Anne’s grandmother Ashkhen’s mother Zaruhi, who spoke only in the Karabakh dialect.
With her are her grandchildren Nina, Lily, and Karen.
Photo taken at the end of the 1920s, Bucharest
In 1996, after her first visit to Armenia as a journalist, Anne has frequently come to Armenia and Nagorno-Karabakh for work. She has covered various issues from different sectors. The last time she was in Yerevan was autumn 2015. Upon the invitation of entrepreneur Ruben Vardanian, she went to Dilijan, Tatev, and Jermuk with other French journalists. She published an article in Marianne on the Syrian-Armenian refugees settled in Armenia, which was picked up by the French-Armenian press.
Last year, she published a special series in Marianne, 100 pages on French-Armenians, and from April 20–23, she was in Diyarbakir, from where she submitted a reportage on the centenary of the Armenian Genocide. In 2006, proclaimed the Year of Armenia in France, Anne published the book 100 Réponses sur le génocide des Arméniens (“100 Answers on the Armenian Genocide”) with French historian Claire Mouradian.
“In 2006, we had come to Armenia to visit Lake Sevan with tourism [industry] experts. Arriving in Yerevan, we discovered that in France, MPs had voted in favor of the bill criminalizing Armenian Genocide denial. We were quite surprised because nearly everyone in France was against that bill.”

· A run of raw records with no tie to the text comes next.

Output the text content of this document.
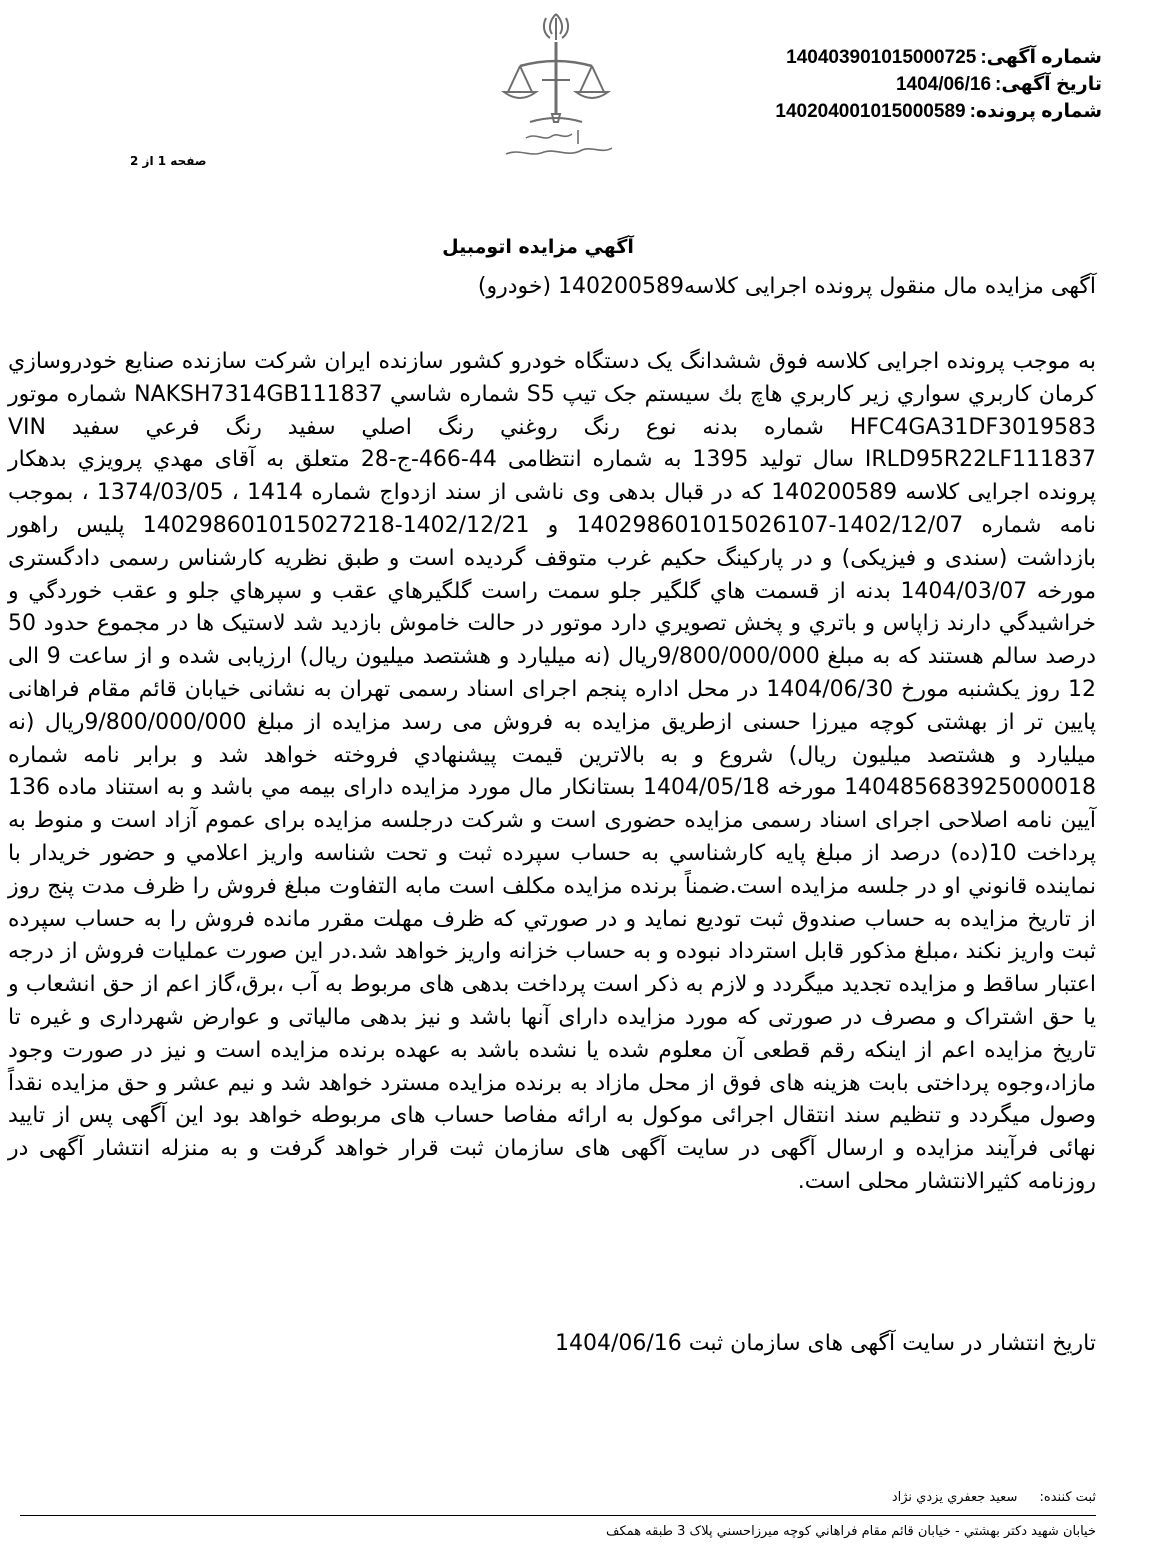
شماره آگهی:140403901015000725
تاریخ آگهی:1404/06/16
شماره پرونده:140204001015000589
صفحه 1 از 2
آگهي مزايده اتومبيل
آگهی مزایده مال منقول پرونده اجرایی کلاسه140200589 (خودرو)
به موجب پرونده اجرایی کلاسه فوق ششدانگ یک دستگاه خودرو کشور سازنده ایران شرکت سازنده صنایع خودروسازي کرمان کاربري سواري زير کاربري هاچ بك سيستم جک تيپ S5 شماره شاسي NAKSH7314GB111837 شماره موتور HFC4GA31DF3019583 شماره بدنه نوع رنگ روغني رنگ اصلي سفيد رنگ فرعي سفيد VIN IRLD95R22LF111837 سال تولید 1395 به شماره انتظامی 44-466-ج-28 متعلق به آقای مهدي پرويزي بدهکار پرونده اجرایی کلاسه 140200589 که در قبال بدهی وی ناشی از سند ازدواج شماره 1414 ، 1374/03/05 ، بموجب نامه شماره 1402/12/07-140298601015026107 و 1402/12/21-140298601015027218 پلیس راهور بازداشت (سندی و فیزیکی) و در پارکینگ حکیم غرب متوقف گردیده است و طبق نظریه کارشناس رسمی دادگستری مورخه 1404/03/07 بدنه از قسمت هاي گلگير جلو سمت راست گلگيرهاي عقب و سپرهاي جلو و عقب خوردگي و خراشيدگي دارند زاپاس و باتري و پخش تصويري دارد موتور در حالت خاموش بازديد شد لاستيک ها در مجموع حدود 50 درصد سالم هستند که به مبلغ 9/800/000/000ريال (نه میلیارد و هشتصد میلیون ریال) ارزیابی شده و از ساعت 9 الی 12 روز یکشنبه مورخ 1404/06/30 در محل اداره پنجم اجرای اسناد رسمی تهران به نشانی خیابان قائم مقام فراهانی پایین تر از بهشتی کوچه میرزا حسنی ازطریق مزایده به فروش می رسد مزايده از مبلغ 9/800/000/000ريال (نه میلیارد و هشتصد میلیون ریال) شروع و به بالاترين قيمت پيشنهادي فروخته خواهد شد و برابر نامه شماره 140485683925000018 مورخه 1404/05/18 بستانکار مال مورد مزایده دارای بیمه مي باشد و به استناد ماده 136 آيين نامه اصلاحی اجرای اسناد رسمی مزايده حضوری است و شرکت درجلسه مزايده برای عموم آزاد است و منوط به پرداخت 10(ده) درصد از مبلغ پايه کارشناسي به حساب سپرده ثبت و تحت شناسه واريز اعلامي و حضور خريدار با نماينده قانوني او در جلسه مزايده است.ضمناً برنده مزايده مکلف است مابه التفاوت مبلغ فروش را ظرف مدت پنج روز از تاريخ مزايده به حساب صندوق ثبت توديع نمايد و در صورتي که ظرف مهلت مقرر مانده فروش را به حساب سپرده ثبت واريز نکند ،مبلغ مذکور قابل استرداد نبوده و به حساب خزانه واريز خواهد شد.در اين صورت عمليات فروش از درجه اعتبار ساقط و مزايده تجديد ميگردد و لازم به ذکر است پرداخت بدهی های مربوط به آب ،برق،گاز اعم از حق انشعاب و یا حق اشتراک و مصرف در صورتی که مورد مزایده دارای آنها باشد و نیز بدهی مالیاتی و عوارض شهرداری و غیره تا تاریخ مزایده اعم از اینکه رقم قطعی آن معلوم شده یا نشده باشد به عهده برنده مزایده است و نیز در صورت وجود مازاد،وجوه پرداختی بابت هزینه های فوق از محل مازاد به برنده مزایده مسترد خواهد شد و نیم عشر و حق مزایده نقداً وصول میگردد و تنظیم سند انتقال اجرائی موکول به ارائه مفاصا حساب های مربوطه خواهد بود این آگهی پس از تایید نهائی فرآیند مزایده و ارسال آگهی در سایت آگهی های سازمان ثبت قرار خواهد گرفت و به منزله انتشار آگهی در روزنامه کثیرالانتشار محلی است.
تاریخ انتشار در سایت آگهی های سازمان ثبت 1404/06/16
ثبت کننده: سعید جعفري يزدي نژاد
خيابان شهيد دکتر بهشتي - خيابان قائم مقام فراهاني کوچه ميرزاحسني پلاک 3 طبقه همکف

– Anne, you’re a French journalist, but you very frequently cover Armenian topics. Is this something you need to do because you have Armenian roots, or you believe that they’re interesting to others as well?
– As a French journalist with Armenian roots, I’m interested in what’s happening in Armenia. And when I have specific information, I dig deeper. I write sometimes short news pieces and sometimes lengthy articles on Armenia for Marianne.

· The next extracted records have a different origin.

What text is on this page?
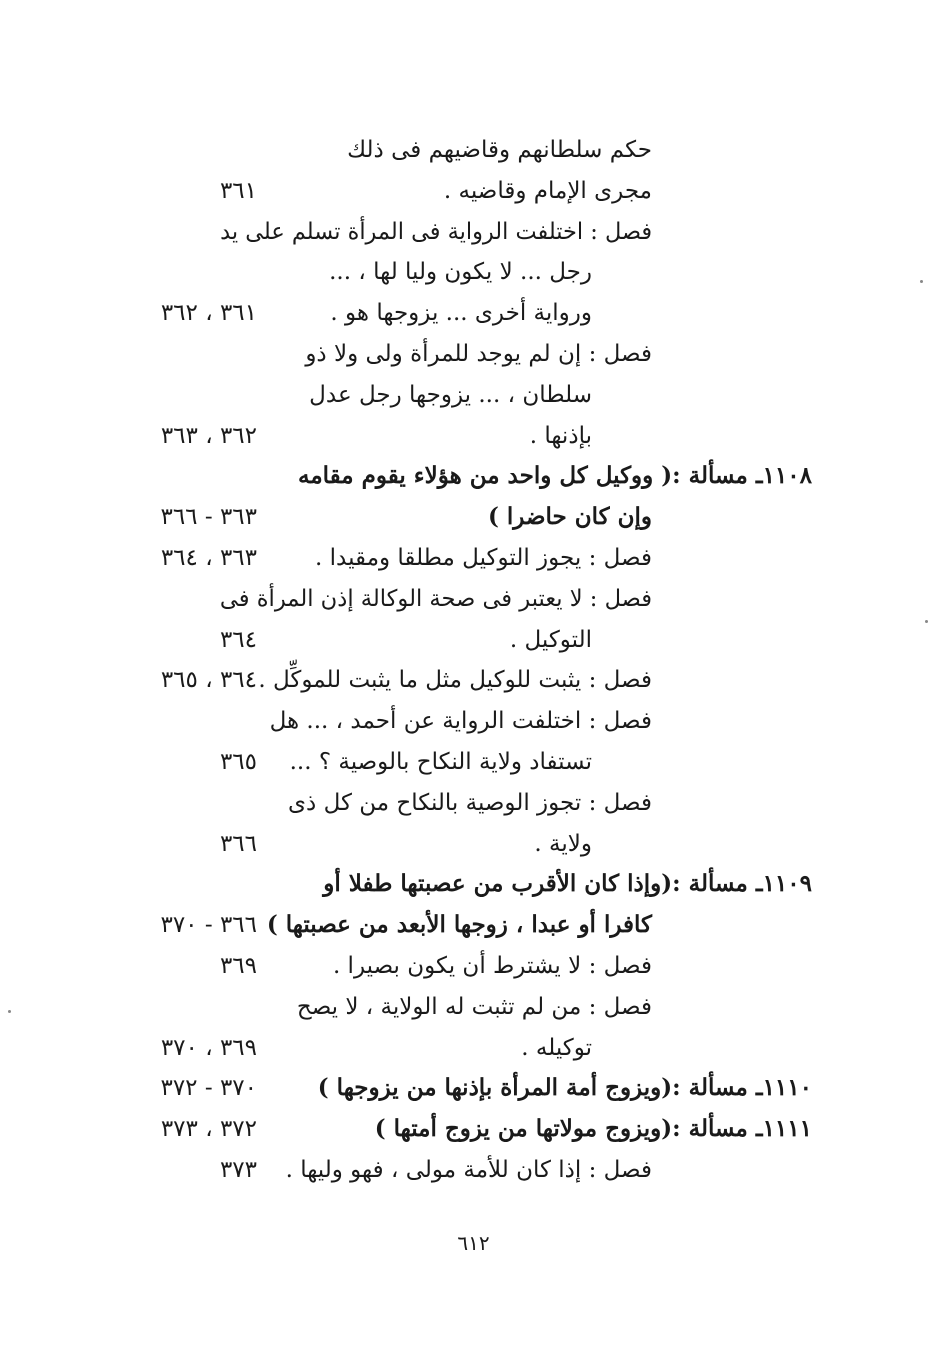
حكم سلطانهم وقاضيهم فى ذلك
مجرى الإمام وقاضيه .
٣٦١
فصل : اختلفت الرواية فى المرأة تسلم على يد
رجل ... لا يكون وليا لها ، ...
ورواية أخرى ... يزوجها هو .
٣٦١ ، ٣٦٢
فصل : إن لم يوجد للمرأة ولى ولا ذو
سلطان ، ... يزوجها رجل عدل
بإذنها .
٣٦٢ ، ٣٦٣
١١٠٨ـ مسألة :( ووكيل كل واحد من هؤلاء يقوم مقامه
وإن كان حاضرا )
٣٦٣ - ٣٦٦
فصل : يجوز التوكيل مطلقا ومقيدا .
٣٦٣ ، ٣٦٤
فصل : لا يعتبر فى صحة الوكالة إذن المرأة فى
التوكيل .
٣٦٤
فصل : يثبت للوكيل مثل ما يثبت للموكِّل .
٣٦٤ ، ٣٦٥
فصل : اختلفت الرواية عن أحمد ، ... هل
تستفاد ولاية النكاح بالوصية ؟ ...
٣٦٥
فصل : تجوز الوصية بالنكاح من كل ذى
ولاية .
٣٦٦
١١٠٩ـ مسألة :(وإذا كان الأقرب من عصبتها طفلا أو
كافرا أو عبدا ، زوجها الأبعد من عصبتها )
٣٦٦ - ٣٧٠
فصل : لا يشترط أن يكون بصيرا .
٣٦٩
فصل : من لم تثبت له الولاية ، لا يصح
توكيله .
٣٦٩ ، ٣٧٠
١١١٠ـ مسألة :(ويزوج أمة المرأة بإذنها من يزوجها )
٣٧٠ - ٣٧٢
١١١١ـ مسألة :(ويزوج مولاتها من يزوج أمتها )
٣٧٢ ، ٣٧٣
فصل : إذا كان للأمة مولى ، فهو وليها .
٣٧٣
٦١٢
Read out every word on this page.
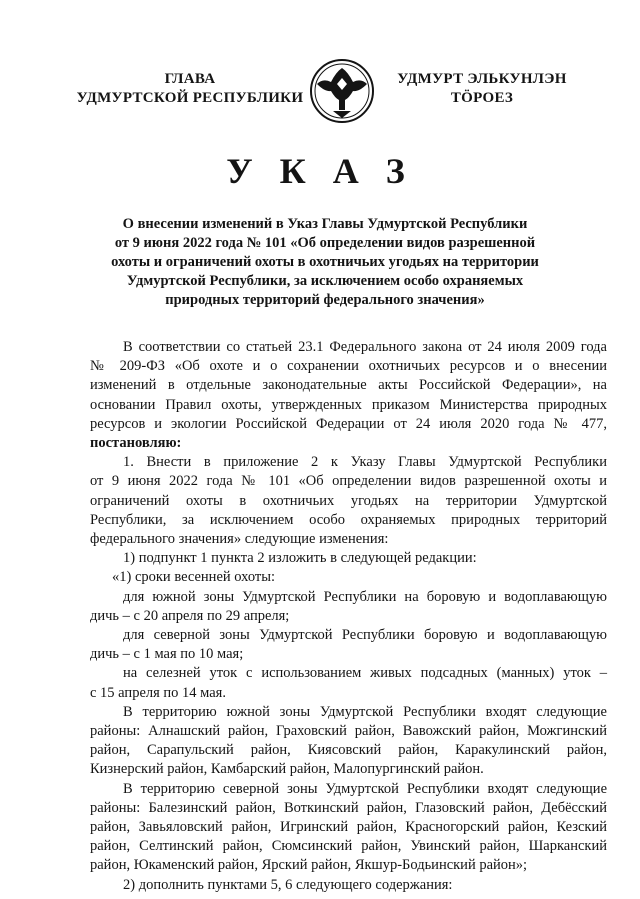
ГЛАВА
УДМУРТСКОЙ РЕСПУБЛИКИ
УДМУРТ ЭЛЬКУНЛЭН
ТӦРОЕЗ
У К А З
О внесении изменений в Указ Главы Удмуртской Республики
от 9 июня 2022 года № 101 «Об определении видов разрешенной
охоты и ограничений охоты в охотничьих угодьях на территории
Удмуртской Республики, за исключением особо охраняемых
природных территорий федерального значения»
В соответствии со статьей 23.1 Федерального закона от 24 июля 2009 года
№ 209-ФЗ «Об охоте и о сохранении охотничьих ресурсов и о внесении
изменений в отдельные законодательные акты Российской Федерации», на
основании Правил охоты, утвержденных приказом Министерства природных
ресурсов и экологии Российской Федерации от 24 июля 2020 года № 477,
постановляю:
1. Внести в приложение 2 к Указу Главы Удмуртской Республики
от 9 июня 2022 года № 101 «Об определении видов разрешенной охоты и
ограничений охоты в охотничьих угодьях на территории Удмуртской
Республики, за исключением особо охраняемых природных территорий
федерального значения» следующие изменения:
1) подпункт 1 пункта 2 изложить в следующей редакции:
«1) сроки весенней охоты:
для южной зоны Удмуртской Республики на боровую и водоплавающую
дичь – с 20 апреля по 29 апреля;
для северной зоны Удмуртской Республики боровую и водоплавающую
дичь – с 1 мая по 10 мая;
на селезней уток с использованием живых подсадных (манных) уток –
с 15 апреля по 14 мая.
В территорию южной зоны Удмуртской Республики входят следующие
районы: Алнашский район, Граховский район, Вавожский район, Можгинский
район, Сарапульский район, Киясовский район, Каракулинский район,
Кизнерский район, Камбарский район, Малопургинский район.
В территорию северной зоны Удмуртской Республики входят следующие
районы: Балезинский район, Воткинский район, Глазовский район, Дебёсский
район, Завьяловский район, Игринский район, Красногорский район, Кезский
район, Селтинский район, Сюмсинский район, Увинский район, Шарканский
район, Юкаменский район, Ярский район, Якшур-Бодьинский район»;
2) дополнить пунктами 5, 6 следующего содержания:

– Have you ever been subjective in Armenian matters? Especially when covering Armenia’s problems with Turkey or Azerbaijan.
Anne Dastakian in Jerusalem, with an Armenian boy
– I think, no. But, for example, I was quite affected when I was writing about the destruction of Jugha‘s khachkars. It was hard to find a tone that was not emotional. I had to seek the help of my colleague. But in general, when the issue has to do with Turkey or Azerbaijan, it’s always easier to stand beside the victim than the opposite. Azerbaijan is even grotesque — it provides many occasions to laugh at its regime. By the way, though I’m a French citizen, I can’t travel to Azerbaijan because of my Armenian surname.
Many years ago before one of her regular visits to Armenia, Anne asked me how to say “thank you for the interview” in Armenian. Why do you need to know? She said that after interviews in Armenia and Karabakh, she wanted to thank interviewees in Armenian. I decided to play a little game. I said, you have to say, “Let me kiss you”. She began to loudly repeat “Let me kiss you” in order to learn it. But my Armenian colleagues heard her and said, Anne, what are you saying? She said, nothing, I’m memorizing how to say thank you for the interview in Armenian. Who told you that…? I was caught much earlier than I planned to confess.
– So you never learned Armenian.
– When I was young, I could’ve, but it didn’t work out. In France, they teach you only Western Armenian. When I was in Prague, I learned a bit of Eastern Armenian. With any Armenian [person], we can find a common language in which to communicate. Knowing Russian saves me. But I’ll learn Armenian too.